No one had mentioned anything about Alastair writing a novel. Presumably it hadn’t been published. But Clémence’s interest was far more piqued by the manuscript than Le Cid.
A novel couldn’t be private, could it? Perhaps it could. She hesitated. If it turned out to be steamy, or really bad, she would just pretend she hadn’t read it.
She carefully shifted the manuscript to the sofa and began to read.
She read the first sentence and let out a small cry, her hand flying to her mouth.
It was a warm, still night and the cry of a tawny owl swirled through the birch trees by the loch, when I killed the only woman I have ever loved.

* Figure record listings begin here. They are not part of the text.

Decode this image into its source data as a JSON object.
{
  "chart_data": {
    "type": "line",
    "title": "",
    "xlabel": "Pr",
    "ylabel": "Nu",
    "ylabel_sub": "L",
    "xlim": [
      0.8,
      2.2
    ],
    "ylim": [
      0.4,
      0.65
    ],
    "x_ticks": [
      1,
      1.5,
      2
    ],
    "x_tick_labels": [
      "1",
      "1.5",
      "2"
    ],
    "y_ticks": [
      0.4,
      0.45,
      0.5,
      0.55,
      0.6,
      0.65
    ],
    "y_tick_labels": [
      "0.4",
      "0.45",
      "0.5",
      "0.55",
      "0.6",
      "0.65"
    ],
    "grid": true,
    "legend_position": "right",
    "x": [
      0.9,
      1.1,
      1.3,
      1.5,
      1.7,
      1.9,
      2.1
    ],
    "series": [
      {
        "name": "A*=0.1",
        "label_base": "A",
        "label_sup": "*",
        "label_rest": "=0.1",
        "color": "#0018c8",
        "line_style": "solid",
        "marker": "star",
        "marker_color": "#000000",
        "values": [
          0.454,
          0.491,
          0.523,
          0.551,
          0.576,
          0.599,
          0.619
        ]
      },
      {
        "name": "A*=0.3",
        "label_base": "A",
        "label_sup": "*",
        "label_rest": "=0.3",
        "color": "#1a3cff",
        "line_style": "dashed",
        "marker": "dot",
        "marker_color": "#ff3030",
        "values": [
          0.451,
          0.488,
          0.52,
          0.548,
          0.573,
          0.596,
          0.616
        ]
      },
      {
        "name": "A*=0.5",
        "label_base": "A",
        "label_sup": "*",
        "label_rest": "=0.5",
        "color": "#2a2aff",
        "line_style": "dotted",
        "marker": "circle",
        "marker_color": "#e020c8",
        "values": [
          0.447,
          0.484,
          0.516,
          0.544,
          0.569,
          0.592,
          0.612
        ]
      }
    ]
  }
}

Clémence sat bolt upright, the sheet of spiky writing shaking in her hand. But wait a sec. She was letting the cottage’s isolation, the owl, the dark, the old man’s fear get to her. If the old man had written a novel called Death At Wyvis, then of course it might start with a murder.
She had to read on.
The first page of the novel was a brief prologue. It continued:
We had made love on the bare wooden boards of the floor of the boathouse, out of sight of the others, with the water lapping against the pilings beneath us.
Afterwards, as she lay in my arms, I had asked her to leave her husband. She refused. I remonstrated. We argued. Our whispers became muffled shouts.
I left her naked in the boathouse and climbed up the path back towards the cottage. I was angry, I was drunk and I just couldn’t accept her decision. Without her, my life would mean nothing.
I stopped. An owl somewhere in the woods mocked my in-decision. I couldn’t just give up on her that easily, so I turned back. I would make her do what I wanted. The anger closed around me in a mist of black and red.
The stalker found her the next day, face-down in the loch, caught up in the gnarled fingers of a fallen tree. At first they thought she had drowned, but when the police came and examined her properly they found finger marks on her throat; she had been strangled.
I have thought of that night every day of my life since then. It’s a story I was too much of a coward to tell. But now I must.
What she had just read couldn’t be the truth, could it? Alastair Cunningham couldn’t have killed someone, murdered someone? Surely this manuscript must be a novel rather than a memoir? A killing he had imagined, rather than experienced.
But it sounded like a memoir. It sounded like the frail old man upstairs had murdered someone right here at Wyvis. Clémence hadn’t seen a boathouse on the drive up to the cottage, but there could easily be one on the shore by the woods. She would check first thing in the morning.
That would explain the dreadful secret he didn’t want to remember.
And if, in fact, Alastair had murdered someone, she knew who it must be.
Sophie. Her grandmother, whom everyone had said had drowned, but who had actually been killed by the old man upstairs. And when the ‘I’ in the manuscript had begged the nameless woman to leave her nameless husband, what he had really been doing was telling Clémence’s grandmother to leave her grandfather.